Ich wurde durch die Tulpen und durch die Zeit gerettet. Der duftende Strauß auf dem Küchentisch erinnerte mich daran, dass ich nicht nur Mutter, sondern auch Frau war. Er gab mir Ruhe beim Kochen, gab mir das besondere Gefühl eines gemütlichen Zuhauses und die Hoffnung, dass alles gut werden würde. Also beschloss ich, mir unbedingt Blumen zu kaufen. Zumal sie hier in Deutschland recht günstig sind. Ein Strauß Tulpen ist billiger als eine Tasse Kaffee.

Nach und nach kam die Erkenntnis, dass das Leben auch im Status eines Zwangsumsiedlers auf keinen Fall aufzuhalten ist. Die Kinder brauchen Schokolade, Eis und neues Spielzeug – das macht sie glücklich. Schließlich haben wir sie an einen sicheren Ort gebracht, nicht nur um hier zu sein. Wir haben es getan, um sie zum Lächeln zu bringen und sich über jeden neuen Tag zu freuen. Einige grundlegende Haut-, Haar- und Nagelpflegeprodukte werden unseren Geldbeutel nicht ruinieren, aber uns den Geschmack des Lebens zurückgeben, den wir alle jetzt wirklich brauchen! Zumal dies hier alles zu sehr erschwinglichen Preisen zu haben ist. Und ein Eis oder ein Glas Wein zum Abendessen wird doch der Mutter auch nicht schaden.

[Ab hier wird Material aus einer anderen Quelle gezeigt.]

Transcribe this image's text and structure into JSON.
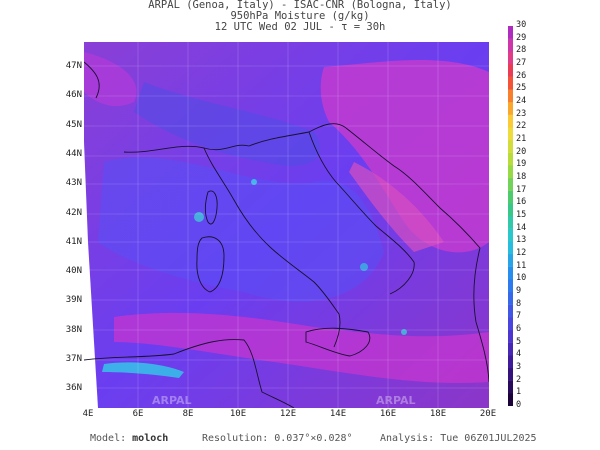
{
  "header": {
    "line1": "ARPAL (Genoa, Italy)  -  ISAC-CNR (Bologna, Italy)",
    "line2": "950hPa Moisture (g/kg)",
    "line3": "12 UTC Wed 02 JUL  -  τ = 30h"
  },
  "axes": {
    "lat_labels": [
      "47N",
      "46N",
      "45N",
      "44N",
      "43N",
      "42N",
      "41N",
      "40N",
      "39N",
      "38N",
      "37N",
      "36N"
    ],
    "lon_labels": [
      "4E",
      "6E",
      "8E",
      "10E",
      "12E",
      "14E",
      "16E",
      "18E",
      "20E"
    ]
  },
  "colorbar": {
    "min": 0,
    "max": 30,
    "labels": [
      "0",
      "1",
      "2",
      "3",
      "4",
      "5",
      "6",
      "7",
      "8",
      "9",
      "10",
      "11",
      "12",
      "13",
      "14",
      "15",
      "16",
      "17",
      "18",
      "19",
      "20",
      "21",
      "22",
      "23",
      "24",
      "25",
      "26",
      "27",
      "28",
      "29",
      "30"
    ]
  },
  "watermark": "ARPAL",
  "footer": {
    "model_label": "Model:",
    "model_value": "moloch",
    "resolution_label": "Resolution:",
    "resolution_value": "0.037°×0.028°",
    "analysis_label": "Analysis:",
    "analysis_value": "Tue 06Z01JUL2025"
  }
}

In diesem Beitrag geht es nicht um Finanzen, falls Sie das nunmehr dachten. Es geht um Prioritäten in der Situation, in der wir uns befinden. Und das wird uns helfen, in psychologischer Form zu bleiben, während wir darauf warten, nach Hause zu Verwandten zurückzukehren. Das hilft mir zumindest weiter. Kinder unterrichten und betreuen, Sport treiben (morgens zu joggen ist überall möglich!), Selbstentfaltung, Selbstfürsorge, Deutsch lernen (aber nicht nur), einen neuen Beruf im Online-Kurs erlernen, Kontakte mit Freunden knüpfen, kleine Ausflüge durch Deutschland machen – all dies ist hier und jetzt möglich. Nicht umsonst raten die Psychologen, sich Ziele für den Tag zu setzen und diese zu erfüllen. Man muss beschäftigt und nützlich für jemanden oder für sich selbst sein. Und das funktioniert.

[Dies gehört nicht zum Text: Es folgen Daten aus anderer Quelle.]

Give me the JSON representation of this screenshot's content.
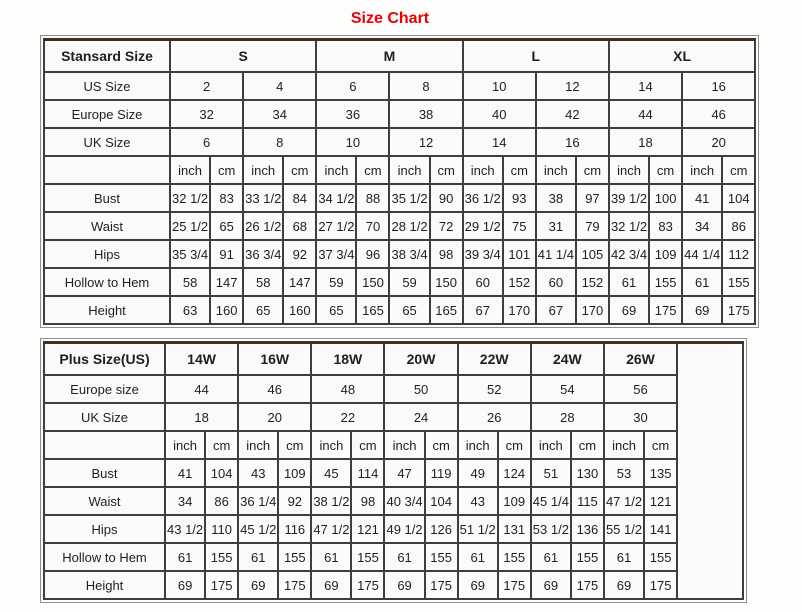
{
  "page": {
    "title": "Size Chart",
    "title_color": "#ee0000",
    "border_color": "#3e3e3e"
  },
  "tables": [
    {
      "name": "standard-size-table",
      "corner_label": "Stansard Size",
      "groups": [
        {
          "label": "S",
          "span": 2
        },
        {
          "label": "M",
          "span": 2
        },
        {
          "label": "L",
          "span": 2
        },
        {
          "label": "XL",
          "span": 2
        }
      ],
      "size_rows": [
        {
          "label": "US Size",
          "bold": true,
          "values": [
            "2",
            "4",
            "6",
            "8",
            "10",
            "12",
            "14",
            "16"
          ]
        },
        {
          "label": "Europe Size",
          "bold": false,
          "values": [
            "32",
            "34",
            "36",
            "38",
            "40",
            "42",
            "44",
            "46"
          ]
        },
        {
          "label": "UK Size",
          "bold": false,
          "values": [
            "6",
            "8",
            "10",
            "12",
            "14",
            "16",
            "18",
            "20"
          ]
        }
      ],
      "units": [
        "inch",
        "cm"
      ],
      "pairs": 8,
      "measure_rows": [
        {
          "label": "Bust",
          "values": [
            "32 1/2",
            "83",
            "33 1/2",
            "84",
            "34 1/2",
            "88",
            "35 1/2",
            "90",
            "36 1/2",
            "93",
            "38",
            "97",
            "39 1/2",
            "100",
            "41",
            "104"
          ]
        },
        {
          "label": "Waist",
          "values": [
            "25 1/2",
            "65",
            "26 1/2",
            "68",
            "27 1/2",
            "70",
            "28 1/2",
            "72",
            "29 1/2",
            "75",
            "31",
            "79",
            "32 1/2",
            "83",
            "34",
            "86"
          ]
        },
        {
          "label": "Hips",
          "values": [
            "35 3/4",
            "91",
            "36 3/4",
            "92",
            "37 3/4",
            "96",
            "38 3/4",
            "98",
            "39 3/4",
            "101",
            "41 1/4",
            "105",
            "42 3/4",
            "109",
            "44 1/4",
            "112"
          ]
        },
        {
          "label": "Hollow to Hem",
          "values": [
            "58",
            "147",
            "58",
            "147",
            "59",
            "150",
            "59",
            "150",
            "60",
            "152",
            "60",
            "152",
            "61",
            "155",
            "61",
            "155"
          ]
        },
        {
          "label": "Height",
          "values": [
            "63",
            "160",
            "65",
            "160",
            "65",
            "165",
            "65",
            "165",
            "67",
            "170",
            "67",
            "170",
            "69",
            "175",
            "69",
            "175"
          ]
        }
      ],
      "trailing_empty_col": false
    },
    {
      "name": "plus-size-table",
      "corner_label": "Plus Size(US)",
      "groups": [
        {
          "label": "14W",
          "span": 1
        },
        {
          "label": "16W",
          "span": 1
        },
        {
          "label": "18W",
          "span": 1
        },
        {
          "label": "20W",
          "span": 1
        },
        {
          "label": "22W",
          "span": 1
        },
        {
          "label": "24W",
          "span": 1
        },
        {
          "label": "26W",
          "span": 1
        }
      ],
      "size_rows": [
        {
          "label": "Europe size",
          "bold": false,
          "values": [
            "44",
            "46",
            "48",
            "50",
            "52",
            "54",
            "56"
          ]
        },
        {
          "label": "UK Size",
          "bold": false,
          "values": [
            "18",
            "20",
            "22",
            "24",
            "26",
            "28",
            "30"
          ]
        }
      ],
      "units": [
        "inch",
        "cm"
      ],
      "pairs": 7,
      "measure_rows": [
        {
          "label": "Bust",
          "values": [
            "41",
            "104",
            "43",
            "109",
            "45",
            "114",
            "47",
            "119",
            "49",
            "124",
            "51",
            "130",
            "53",
            "135"
          ]
        },
        {
          "label": "Waist",
          "values": [
            "34",
            "86",
            "36 1/4",
            "92",
            "38 1/2",
            "98",
            "40 3/4",
            "104",
            "43",
            "109",
            "45 1/4",
            "115",
            "47 1/2",
            "121"
          ]
        },
        {
          "label": "Hips",
          "values": [
            "43 1/2",
            "110",
            "45 1/2",
            "116",
            "47 1/2",
            "121",
            "49 1/2",
            "126",
            "51 1/2",
            "131",
            "53 1/2",
            "136",
            "55 1/2",
            "141"
          ]
        },
        {
          "label": "Hollow to Hem",
          "values": [
            "61",
            "155",
            "61",
            "155",
            "61",
            "155",
            "61",
            "155",
            "61",
            "155",
            "61",
            "155",
            "61",
            "155"
          ]
        },
        {
          "label": "Height",
          "values": [
            "69",
            "175",
            "69",
            "175",
            "69",
            "175",
            "69",
            "175",
            "69",
            "175",
            "69",
            "175",
            "69",
            "175"
          ]
        }
      ],
      "trailing_empty_col": true
    }
  ]
}
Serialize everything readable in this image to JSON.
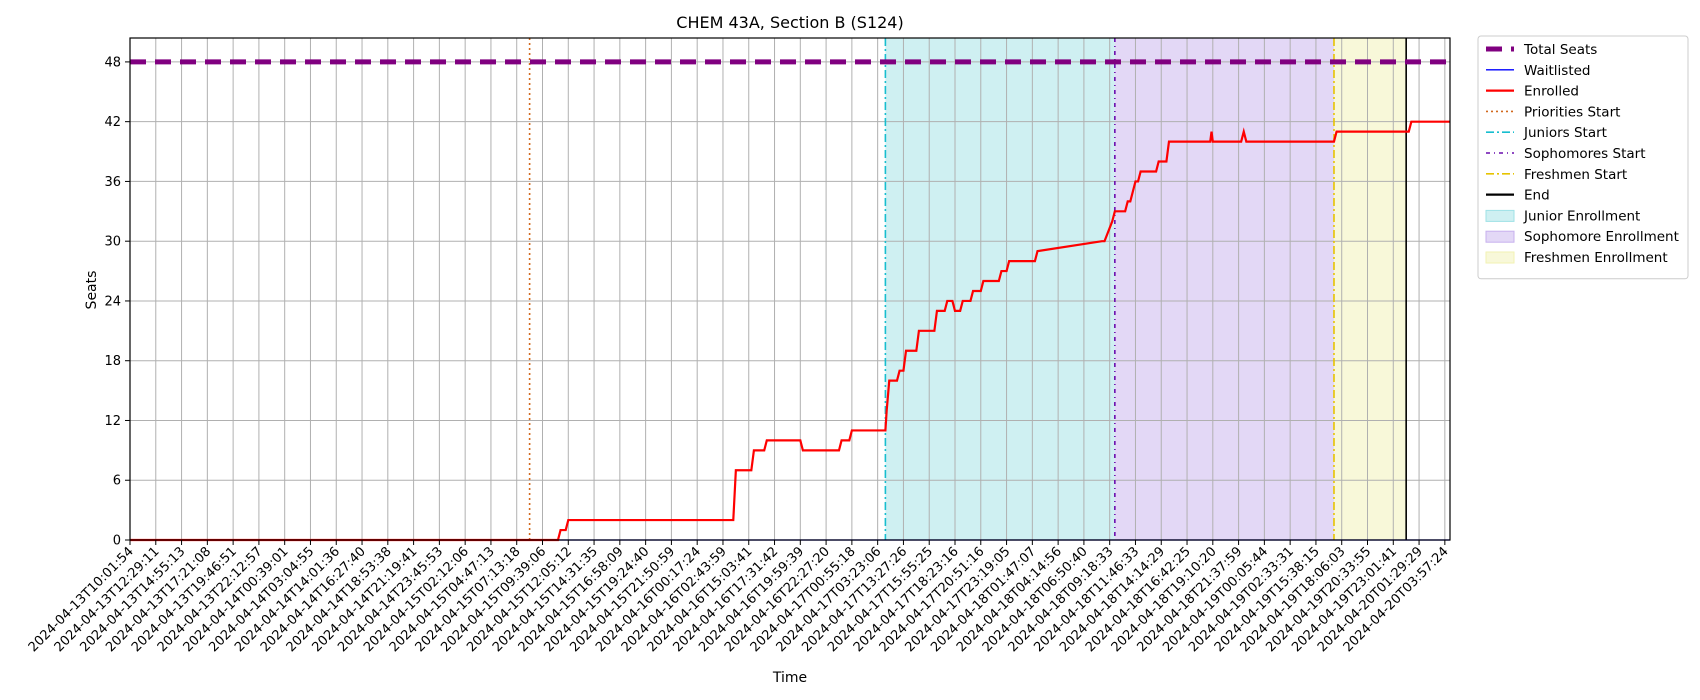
{
  "chart_data": {
    "type": "line",
    "title": "CHEM 43A, Section B (S124)",
    "xlabel": "Time",
    "ylabel": "Seats",
    "ylim": [
      0,
      50.4
    ],
    "yticks": [
      0,
      6,
      12,
      18,
      24,
      30,
      36,
      42,
      48
    ],
    "grid": true,
    "legend_position": "outside-right-top",
    "x_tick_labels": [
      "2024-04-13T10:01:54",
      "2024-04-13T12:29:11",
      "2024-04-13T14:55:13",
      "2024-04-13T17:21:08",
      "2024-04-13T19:46:51",
      "2024-04-13T22:12:57",
      "2024-04-14T00:39:01",
      "2024-04-14T03:04:55",
      "2024-04-14T14:01:36",
      "2024-04-14T16:27:40",
      "2024-04-14T18:53:38",
      "2024-04-14T21:19:41",
      "2024-04-14T23:45:53",
      "2024-04-15T02:12:06",
      "2024-04-15T04:47:13",
      "2024-04-15T07:13:18",
      "2024-04-15T09:39:06",
      "2024-04-15T12:05:12",
      "2024-04-15T14:31:35",
      "2024-04-15T16:58:09",
      "2024-04-15T19:24:40",
      "2024-04-15T21:50:59",
      "2024-04-16T00:17:24",
      "2024-04-16T02:43:59",
      "2024-04-16T15:03:41",
      "2024-04-16T17:31:42",
      "2024-04-16T19:59:39",
      "2024-04-16T22:27:20",
      "2024-04-17T00:55:18",
      "2024-04-17T03:23:06",
      "2024-04-17T13:27:26",
      "2024-04-17T15:55:25",
      "2024-04-17T18:23:16",
      "2024-04-17T20:51:16",
      "2024-04-17T23:19:05",
      "2024-04-18T01:47:07",
      "2024-04-18T04:14:56",
      "2024-04-18T06:50:40",
      "2024-04-18T09:18:33",
      "2024-04-18T11:46:33",
      "2024-04-18T14:14:29",
      "2024-04-18T16:42:25",
      "2024-04-18T19:10:20",
      "2024-04-18T21:37:59",
      "2024-04-19T00:05:44",
      "2024-04-19T02:33:31",
      "2024-04-19T15:38:15",
      "2024-04-19T18:06:03",
      "2024-04-19T20:33:55",
      "2024-04-19T23:01:41",
      "2024-04-20T01:29:29",
      "2024-04-20T03:57:24"
    ],
    "x_range": [
      0,
      51.2
    ],
    "series": [
      {
        "name": "Total Seats",
        "color": "#800080",
        "style": "dashed-thick",
        "x": [
          0,
          51.2
        ],
        "y": [
          48,
          48
        ]
      },
      {
        "name": "Waitlisted",
        "color": "#0000ff",
        "style": "solid-thin",
        "x": [
          0,
          51.2
        ],
        "y": [
          0,
          0
        ]
      },
      {
        "name": "Enrolled",
        "color": "#ff0000",
        "style": "solid",
        "x": [
          0,
          16.6,
          16.7,
          16.9,
          17.0,
          17.1,
          23.4,
          23.5,
          24.1,
          24.2,
          24.6,
          24.7,
          26.0,
          26.1,
          27.5,
          27.6,
          27.9,
          28.0,
          29.3,
          29.35,
          29.45,
          29.75,
          29.85,
          30.0,
          30.1,
          30.5,
          30.6,
          31.2,
          31.3,
          31.6,
          31.7,
          31.9,
          32.0,
          32.2,
          32.3,
          32.6,
          32.7,
          33.0,
          33.1,
          33.7,
          33.8,
          34.0,
          34.1,
          34.2,
          35.1,
          35.2,
          37.7,
          37.8,
          38.1,
          38.2,
          38.6,
          38.7,
          38.8,
          38.9,
          39.0,
          39.1,
          39.2,
          39.8,
          39.9,
          40.2,
          40.3,
          41.9,
          41.95,
          42.0,
          43.1,
          43.2,
          43.3,
          46.7,
          46.8,
          49.6,
          49.7,
          51.2
        ],
        "y": [
          0,
          0,
          1,
          1,
          2,
          2,
          2,
          7,
          7,
          9,
          9,
          10,
          10,
          9,
          9,
          10,
          10,
          11,
          11,
          13,
          16,
          16,
          17,
          17,
          19,
          19,
          21,
          21,
          23,
          23,
          24,
          24,
          23,
          23,
          24,
          24,
          25,
          25,
          26,
          26,
          27,
          27,
          28,
          28,
          28,
          29,
          30,
          30,
          32,
          33,
          33,
          34,
          34,
          35,
          36,
          36,
          37,
          37,
          38,
          38,
          40,
          40,
          41,
          40,
          40,
          41,
          40,
          40,
          41,
          41,
          42,
          42
        ]
      }
    ],
    "vertical_lines": [
      {
        "name": "Priorities Start",
        "x": 15.5,
        "color": "#d2691e",
        "style": "dotted"
      },
      {
        "name": "Juniors Start",
        "x": 29.3,
        "color": "#17becf",
        "style": "dashdot"
      },
      {
        "name": "Sophomores Start",
        "x": 38.2,
        "color": "#6a0dad",
        "style": "loosely-dashdot"
      },
      {
        "name": "Freshmen Start",
        "x": 46.7,
        "color": "#e6c300",
        "style": "dashdot"
      },
      {
        "name": "End",
        "x": 49.5,
        "color": "#000000",
        "style": "solid"
      }
    ],
    "shaded_regions": [
      {
        "name": "Junior Enrollment",
        "x0": 29.3,
        "x1": 38.2,
        "color": "#9fe2e6"
      },
      {
        "name": "Sophomore Enrollment",
        "x0": 38.2,
        "x1": 46.7,
        "color": "#c7b1ee"
      },
      {
        "name": "Freshmen Enrollment",
        "x0": 46.7,
        "x1": 49.5,
        "color": "#f2f2b3"
      }
    ],
    "legend": [
      {
        "label": "Total Seats",
        "kind": "line",
        "color": "#800080",
        "style": "dashed-thick"
      },
      {
        "label": "Waitlisted",
        "kind": "line",
        "color": "#0000ff",
        "style": "solid-thin"
      },
      {
        "label": "Enrolled",
        "kind": "line",
        "color": "#ff0000",
        "style": "solid"
      },
      {
        "label": "Priorities Start",
        "kind": "line",
        "color": "#d2691e",
        "style": "dotted"
      },
      {
        "label": "Juniors Start",
        "kind": "line",
        "color": "#17becf",
        "style": "dashdot"
      },
      {
        "label": "Sophomores Start",
        "kind": "line",
        "color": "#6a0dad",
        "style": "loosely-dashdot"
      },
      {
        "label": "Freshmen Start",
        "kind": "line",
        "color": "#e6c300",
        "style": "dashdot"
      },
      {
        "label": "End",
        "kind": "line",
        "color": "#000000",
        "style": "solid"
      },
      {
        "label": "Junior Enrollment",
        "kind": "patch",
        "color": "#9fe2e6"
      },
      {
        "label": "Sophomore Enrollment",
        "kind": "patch",
        "color": "#c7b1ee"
      },
      {
        "label": "Freshmen Enrollment",
        "kind": "patch",
        "color": "#f2f2b3"
      }
    ]
  }
}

Aber selbst wenn es um Finanzen geht, ist Deutschland eines der größten Länder in Europa, das jetzt den Zwangsumsiedlern materielle Hilfe gewährt. Es reicht auf jeden Fall für Lebensmittel, Hygieneartikel, Teilzahlungen für die kommunalen Dienstleistungen, für das Internet… Vielen Dank dafür! Natürlich erfordert allein die Finanzierung der Wohnung ein viel höheres Einkommen, und man muss einen Job finden. Aber das ist ein anderes Thema…

In der Zwischenzeit, meine lieben Landsleute, machen Sie sich keine Vorwürfe, dass Sie jetzt hier sind! Gönnen Sie sich kleine Leckereien, kaufen Sie Eis und Blumen, halten Sie sich körperlich und moralisch fit! Schließlich werden wir bald nach Hause zurückkehren und unsere Heimat Ukraine wieder aufbauen!